A well-made and fine sounding instrument!
The 000R's slot headstock with open geared tuners.
Breedlove's public perception over the last couple of years has tended to centre on its mid-price, Far East-sourced Atlas Series, which has successfully introduced the brand to a much wider customer base.
However, this is not to say that things haven't been happening back at the company's thriving US Custom Shop operation in Oregon.
In 2005 it introduced the Revival Series which, as the name suggests, harks back to vintage flat-top designs, presently embracing dreadnought, OM and 12-fret 000 body styles and available in Standard or Deluxe trim, as well as a raft of Custom options to special order.
The impetus behind the Revivals is to offer traditional alternatives to the established Breedlove designs where such features as deep-swept cutaways, lightning-flash bridges and the JLD bridge trussing system are distinctive if arguably quirky hallmarks.

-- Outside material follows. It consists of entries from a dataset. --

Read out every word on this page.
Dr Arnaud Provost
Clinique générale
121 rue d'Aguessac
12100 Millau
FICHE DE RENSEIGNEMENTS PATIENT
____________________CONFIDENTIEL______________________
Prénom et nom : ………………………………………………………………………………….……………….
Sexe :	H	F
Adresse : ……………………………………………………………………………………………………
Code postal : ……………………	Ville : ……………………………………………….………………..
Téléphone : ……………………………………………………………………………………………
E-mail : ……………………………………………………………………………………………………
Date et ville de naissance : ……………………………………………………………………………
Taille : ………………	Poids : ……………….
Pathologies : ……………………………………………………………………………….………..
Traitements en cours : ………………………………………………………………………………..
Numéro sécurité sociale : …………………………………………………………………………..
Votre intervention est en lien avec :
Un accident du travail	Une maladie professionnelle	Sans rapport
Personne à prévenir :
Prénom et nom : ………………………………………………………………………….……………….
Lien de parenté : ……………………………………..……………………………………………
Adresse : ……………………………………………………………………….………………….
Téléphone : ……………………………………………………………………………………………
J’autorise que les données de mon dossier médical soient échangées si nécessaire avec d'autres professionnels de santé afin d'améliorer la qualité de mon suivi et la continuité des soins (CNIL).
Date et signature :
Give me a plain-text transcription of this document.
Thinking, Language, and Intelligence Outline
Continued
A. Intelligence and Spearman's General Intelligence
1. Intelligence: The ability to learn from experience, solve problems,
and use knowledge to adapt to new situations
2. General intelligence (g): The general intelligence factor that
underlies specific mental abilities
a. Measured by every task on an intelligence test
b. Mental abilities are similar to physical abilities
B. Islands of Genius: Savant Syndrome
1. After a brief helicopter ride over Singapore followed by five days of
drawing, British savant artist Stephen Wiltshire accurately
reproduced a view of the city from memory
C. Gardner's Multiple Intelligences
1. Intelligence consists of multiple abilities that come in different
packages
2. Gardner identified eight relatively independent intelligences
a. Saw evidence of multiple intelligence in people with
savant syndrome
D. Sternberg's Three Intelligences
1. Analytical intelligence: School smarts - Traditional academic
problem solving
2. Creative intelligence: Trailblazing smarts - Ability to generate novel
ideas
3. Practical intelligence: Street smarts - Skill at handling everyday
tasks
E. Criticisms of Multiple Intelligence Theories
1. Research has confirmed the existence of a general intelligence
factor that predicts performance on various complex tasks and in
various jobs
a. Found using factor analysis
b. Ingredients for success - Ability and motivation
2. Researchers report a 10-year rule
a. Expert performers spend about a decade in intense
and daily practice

In short, the Revivals aim to lure to the brand those players who perhaps considered that Breedlove was previously too unconventional for their tastes. Let's take a closer look at an example.
Inspired by Martin's vintage 000, this 12-fret picker has all the elegance you'd associate with the genre - the elongated body with its svelte, round-shouldered profile, retro detailing like the pyramid-end bar bridge and, of course, a slot headstock with open-geared tuners, in this case a surefooted set of Grover Sta-Tites.
Available with mahogany or rosewood back and sides, ours is an example of the latter, topped by a high-grade, ivoroid-bound Sitka spruce top rich in lateral silking and stained to a warm cedary hue with an aged toner.
Bracing underneath is a pre-war forward X pattern, common to all Revivals.
As a Standard model, the guitar is finished to a low-gloss sheen, involving a process not dissimilar, say, to Avalon's. After the main coats of catalysed polyurethane are applied and rubbed back, the final treatment is a hand-waxing using fine steel wool.
If viewed in a certain light and at certain angles it is possible to see faint rubbing lines, most noticeably on the headstock's ebony overlay, but the overall effect is very smart indeed, and beautifully smooth to the touch. It also endows a mellow, aged patina from new, which is appealing.
Attached using a Taylor-style bolting system, the full-scale one-piece mahogany neck is, as one would expect, shaped for fingerstyle.
Span across the nut is 45mm with proportionately generous string spacing, while the 57mm spacing at the bridge is an equally airy proposition.
In pursuit of vintageness Breedlove might have been tempted to fashion the neck to a 'V' profile but instead - wisely in our opinion - it's an evenly rounded affair, with a moderate depth that offsets any risk of the grip feeling overly broad.
Add in the finish's gossamer-like touch and the immaculately dressed fretting, and the result is an unequivocally slick player. The only inherent caveat is that you won't be heading up the dusty end too often, but that goes with 12-fret territory.
This might only rank as a mid-size acoustic, but it has a zest and punch that can mix it with the bigger boys.
The delivery is upfront and projecting without sounding harsh, there's an unforced responsiveness to the dynamics, while the tone sits pleasantly mid-way between bright and warm.
Considering the rims aren't much over 100mm deep, it packs a respectable low-end wallop too, with a nice snappy attack when you dig in. This is more than a one-trick pony.
That setting-up annoyance aside, these two Revivals are enticingly good, especially the robustly voiced 000R.
Workmanship and detailing are pretty much impeccable, inside and out; they're both great pickers without the handling compromises that sometimes go with wider-neck acoustics, and prices are keen given the all-round quality.